Renault wants to double sales by 2010 and is betting on Nissan, saddled with $37 billion in consolidated debt, to help it reach into new markets.
The French company's plans will depend on how much management it gets and the scale of Nissan's hidden debts, analysts said. There is no plan now to re-enter the U.S. market, which Renault left after selling American Motors Corp. to Chrysler Corp. in 1987, a company spokesman said.
For Nissan, it ends 18 months of talks with carmakers including DaimlerChrysler AG, which broke off talks last month.
"This is a short-term life insurance policy for Nissan," said Kaoru Kurata, an auto analyst at Goldman Sachs (Japan) Ltd. "There is a limit to how much they can support each other."

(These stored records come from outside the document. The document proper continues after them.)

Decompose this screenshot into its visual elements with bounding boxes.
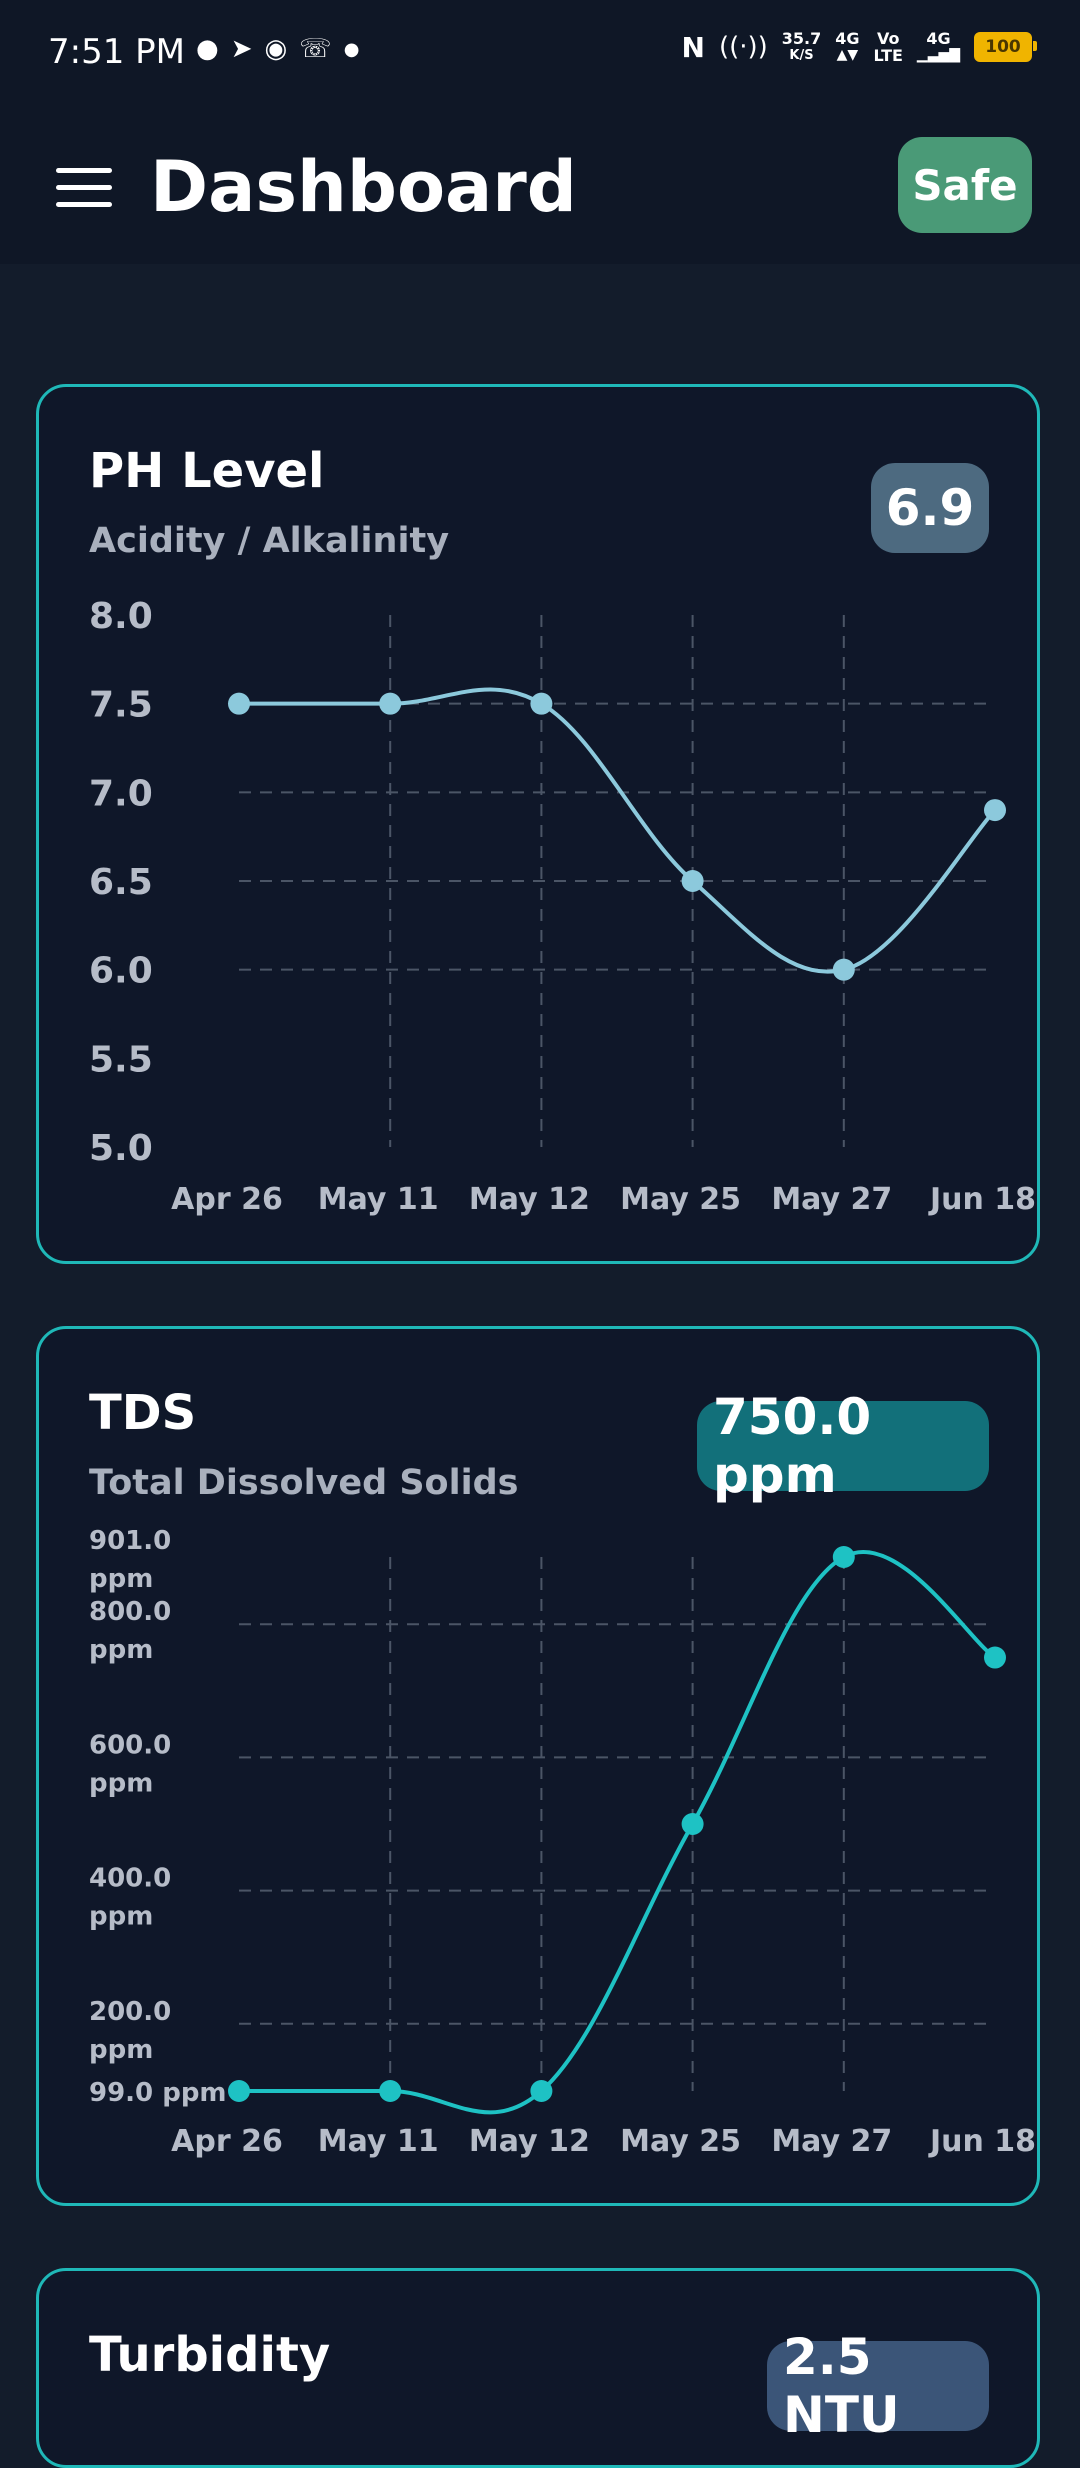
- data-point[interactable]: [984, 1646, 1006, 1669]
- card-title: TDS: [89, 1385, 197, 1441]
- data-point[interactable]: [228, 692, 250, 715]
- data-point[interactable]: [530, 2080, 553, 2102]
- signal-icon: ▲▼: [836, 47, 859, 63]
- x-tick-label: May 12: [469, 1182, 590, 1217]
- tds-chart: 99.0 ppm 200.0 ppm 400.0 ppm 600.0 ppm 800.0 ppm…: [89, 1526, 1036, 2159]
- nfc-icon: N: [681, 30, 705, 64]
- card-title: PH Level: [89, 443, 325, 499]
- ph-card: PH Level Acidity / Alkalinity 6.9 5.0 5.5…: [36, 384, 1040, 1264]
- y-tick-label: 7.0: [89, 773, 153, 814]
- telegram-icon: ➤: [230, 34, 253, 64]
- x-tick-label: May 11: [318, 1182, 439, 1217]
- y-tick-label: 901.0 ppm: [89, 1526, 171, 1594]
- y-tick-label: 600.0 ppm: [89, 1730, 171, 1798]
- y-tick-label: 7.5: [89, 685, 153, 726]
- ph-value-badge: 6.9: [871, 463, 989, 553]
- hotspot-icon: ((·)): [718, 32, 768, 62]
- y-tick-label: 800.0 ppm: [89, 1597, 171, 1665]
- y-tick-label: 6.0: [89, 951, 153, 992]
- y-tick-label: 8.0: [89, 596, 153, 637]
- x-tick-label: May 25: [620, 1182, 741, 1217]
- discord-icon: ◉: [264, 34, 288, 64]
- x-tick-label: May 27: [771, 1182, 892, 1217]
- app-bar: Dashboard Safe: [0, 106, 1080, 264]
- data-point[interactable]: [681, 870, 704, 892]
- notification-icons: ● ➤ ◉ ☏ ●: [196, 34, 359, 64]
- x-tick-label: May 27: [771, 2124, 892, 2159]
- y-tick-label: 5.5: [89, 1039, 153, 1080]
- net-speed: 35.7 K/S: [781, 29, 822, 63]
- x-tick-label: Jun 18: [928, 2124, 1036, 2159]
- data-point[interactable]: [681, 1813, 704, 1835]
- y-tick-label: 400.0 ppm: [89, 1864, 171, 1932]
- turbidity-value-badge: 2.5 NTU: [767, 2328, 989, 2444]
- data-point[interactable]: [379, 692, 402, 715]
- game-controller-icon: ●: [196, 34, 219, 64]
- series-line: [239, 1549, 997, 2115]
- y-tick-label: 5.0: [89, 1128, 153, 1169]
- system-icons: N ((·)) 35.7 K/S 4G ▲▼ Vo LTE 4G ▁▃▅▇ 10…: [681, 29, 1037, 65]
- data-point[interactable]: [832, 958, 855, 981]
- x-tick-label: Apr 26: [171, 2124, 283, 2159]
- whatsapp-icon: ☏: [299, 34, 332, 64]
- battery-icon: 100: [974, 32, 1037, 62]
- signal-bars-icon: ▁▃▅▇: [916, 47, 960, 63]
- card-subtitle: Acidity / Alkalinity: [89, 521, 450, 561]
- status-bar: 7:51 PM ● ➤ ◉ ☏ ● N ((·)) 35.7 K/S 4G ▲▼…: [0, 0, 1080, 106]
- page-title: Dashboard: [150, 146, 577, 228]
- data-point[interactable]: [832, 1546, 855, 1568]
- data-point[interactable]: [228, 2080, 250, 2102]
- y-tick-label: 99.0 ppm: [89, 2078, 227, 2108]
- x-tick-label: May 12: [469, 2124, 590, 2159]
- y-tick-label: 6.5: [89, 862, 153, 903]
- volte-indicator: Vo LTE: [873, 29, 903, 65]
- status-badge: Safe: [898, 137, 1032, 233]
- card-title: Turbidity: [89, 2327, 331, 2383]
- ph-chart: 5.0 5.5 6.0 6.5 7.0 7.5 8.0 Apr 26 May 11 May 12 M…: [89, 596, 1036, 1217]
- hamburger-menu-icon[interactable]: [56, 168, 112, 208]
- turbidity-card: Turbidity 2.5 NTU: [36, 2268, 1040, 2468]
- y-tick-label: 200.0 ppm: [89, 1997, 171, 2065]
- x-tick-label: May 11: [318, 2124, 439, 2159]
- tds-card: TDS Total Dissolved Solids 750.0 ppm 99.…: [36, 1326, 1040, 2206]
- x-tick-label: Apr 26: [171, 1182, 283, 1217]
- network-4g-1: 4G ▲▼: [835, 29, 860, 63]
- card-subtitle: Total Dissolved Solids: [89, 1463, 519, 1503]
- data-point[interactable]: [530, 692, 553, 715]
- data-point[interactable]: [984, 799, 1006, 822]
- network-4g-2: 4G ▁▃▅▇: [916, 29, 960, 63]
- x-tick-label: Jun 18: [928, 1182, 1036, 1217]
- x-tick-label: May 25: [620, 2124, 741, 2159]
- dot-icon: ●: [343, 38, 360, 60]
- data-point[interactable]: [379, 2080, 402, 2102]
- status-time: 7:51 PM: [48, 32, 185, 72]
- series-line: [239, 687, 997, 974]
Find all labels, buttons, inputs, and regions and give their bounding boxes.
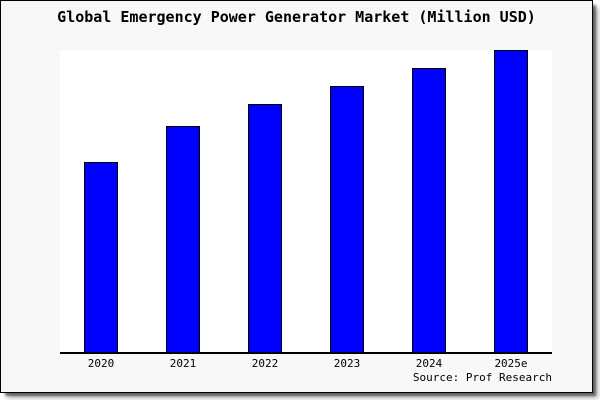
plot-area [60,50,552,354]
chart-title: Global Emergency Power Generator Market … [57,8,536,26]
bar-2021 [166,125,200,352]
x-axis-label-2024: 2024 [415,357,443,370]
x-axis-label-2023: 2023 [333,357,361,370]
bar-slot [388,50,470,352]
bar-slot [224,50,306,352]
bar-slot [306,50,388,352]
source-text: Source: Prof Research [412,371,552,384]
bar-2022 [248,104,282,352]
chart-panel: Global Emergency Power Generator Market … [0,0,593,393]
bar-2023 [330,86,364,352]
bars [60,50,552,352]
bar-2020 [84,161,118,352]
x-axis-labels: 2020 2021 2022 2023 2024 2025e [60,357,552,370]
x-axis-label-2025e: 2025e [494,357,528,370]
bar-slot [142,50,224,352]
x-axis-label-2022: 2022 [251,357,279,370]
bar-slot [470,50,552,352]
x-axis-label-2021: 2021 [169,357,197,370]
bar-2025e [494,50,528,352]
bar-slot [60,50,142,352]
bar-2024 [412,68,446,352]
x-axis-label-2020: 2020 [87,357,115,370]
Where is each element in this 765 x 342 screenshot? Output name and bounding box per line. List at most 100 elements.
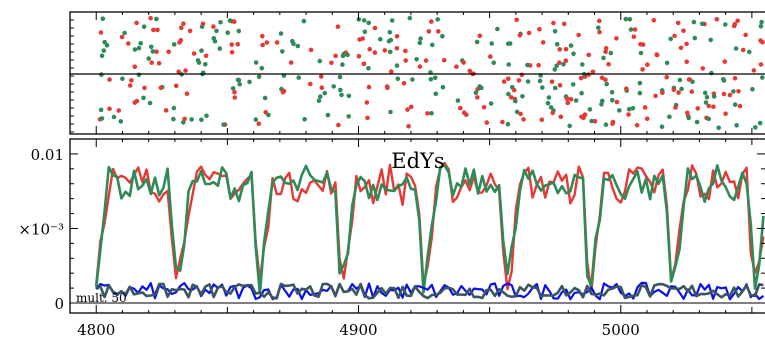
scatter-point (644, 116, 650, 121)
scatter-point (716, 125, 721, 131)
scatter-point (631, 34, 637, 40)
tick-labels: 4800 4900 5000 0.01 ×10⁻³ 0 (18, 146, 639, 339)
scatter-point (429, 111, 434, 116)
scatter-point (536, 62, 541, 68)
scatter-point (333, 53, 338, 59)
scatter-point (136, 45, 142, 51)
scatter-point (571, 51, 576, 56)
scatter-point (554, 41, 560, 47)
y-tick-label: 0 (54, 295, 64, 313)
scatter-point (122, 30, 127, 36)
scatter-point (506, 76, 511, 81)
scatter-point (191, 51, 197, 56)
scatter-point (319, 85, 325, 90)
scatter-point (325, 112, 331, 118)
scatter-point (100, 16, 106, 22)
scatter-point (610, 121, 615, 127)
scatter-point (599, 102, 604, 107)
scatter-point (731, 89, 736, 94)
scatter-point (501, 79, 507, 84)
scatter-point (606, 61, 611, 67)
scatter-point (403, 58, 409, 63)
scatter-point (557, 47, 562, 52)
scatter-point (236, 28, 242, 34)
scatter-point (428, 77, 434, 82)
scatter-point (218, 20, 223, 25)
scatter-point (356, 53, 362, 59)
scatter-point (580, 62, 585, 67)
y-tick-label: 0.01 (31, 146, 64, 164)
axes-layer (69, 11, 765, 314)
scatter-point (184, 91, 190, 96)
scatter-point (695, 106, 700, 111)
scatter-point (229, 50, 235, 55)
scatter-point (440, 84, 446, 90)
scatter-point (660, 90, 665, 96)
scatter-point (99, 116, 105, 121)
scatter-point (336, 122, 341, 128)
scatter-point (308, 47, 314, 53)
scatter-point (366, 66, 371, 71)
scatter-point (474, 39, 480, 45)
scatter-point (759, 19, 764, 25)
x-tick-label: 5000 (602, 321, 640, 339)
scatter-point (389, 18, 395, 23)
scatter-point (525, 79, 531, 84)
scatter-point (454, 64, 459, 69)
scatter-point (596, 25, 601, 31)
scatter-point (366, 84, 372, 90)
chart-title: EdYs (391, 149, 444, 173)
scatter-point (260, 42, 265, 48)
scatter-point (296, 75, 302, 80)
scatter-point (508, 95, 514, 100)
scatter-point (430, 42, 435, 48)
scatter-point (623, 16, 629, 22)
scatter-point (132, 64, 138, 69)
scatter-point (590, 69, 596, 75)
scatter-point (361, 61, 367, 67)
scatter-point (557, 83, 563, 88)
scatter-point (435, 17, 441, 22)
scatter-point (513, 98, 518, 104)
scatter-point (418, 36, 423, 41)
scatter-point (654, 52, 660, 58)
scatter-point (237, 82, 242, 87)
scatter-point (589, 118, 594, 124)
scatter-point (280, 49, 285, 54)
scatter-point (229, 42, 234, 47)
scatter-point (302, 117, 307, 122)
scatter-point (653, 93, 658, 99)
scatter-point (708, 37, 713, 43)
scatter-point (699, 21, 705, 27)
scatter-point (552, 29, 558, 34)
scatter-point (107, 106, 112, 112)
scatter-point (158, 85, 164, 91)
scatter-point (681, 28, 686, 34)
scatter-point (335, 24, 341, 30)
scatter-point (322, 90, 328, 96)
scatter-point (519, 72, 525, 78)
scatter-point (714, 16, 720, 22)
scatter-point (308, 81, 313, 87)
scatter-point (628, 27, 634, 32)
scatter-point (346, 114, 352, 119)
scatter-point (149, 60, 154, 65)
scatter-point (132, 47, 138, 52)
bottom-panel-frame (69, 138, 765, 314)
scatter-point (362, 29, 368, 35)
scatter-point (626, 112, 631, 117)
scatter-point (561, 21, 567, 27)
scatter-point (432, 75, 438, 81)
scatter-point (230, 86, 236, 91)
scatter-point (686, 77, 692, 82)
scatter-point (179, 25, 184, 31)
scatter-point (367, 46, 373, 52)
scatter-point (599, 75, 605, 80)
scatter-point (557, 60, 562, 65)
scatter-point (200, 21, 206, 27)
scatter-point (148, 44, 154, 50)
scatter-point (667, 114, 672, 120)
scatter-point (732, 102, 738, 107)
scatter-point (675, 20, 681, 26)
scatter-point (672, 33, 677, 39)
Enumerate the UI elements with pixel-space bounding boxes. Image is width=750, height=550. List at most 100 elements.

As a starter, Renault must force Nissan to cut its lineup of 50 models, cut the cost of purchased parts and maybe close a factory, analysts said. Nissan has 25 vehicle platforms, as much as the entire European auto industry, said Jeremy Tonkin, an auto analyst at Towa Securities Co.
The two companies will have to share research and development costs, and share platforms -- the engine, transmission and suspension, which are the foundation for designing a vehicle, they said.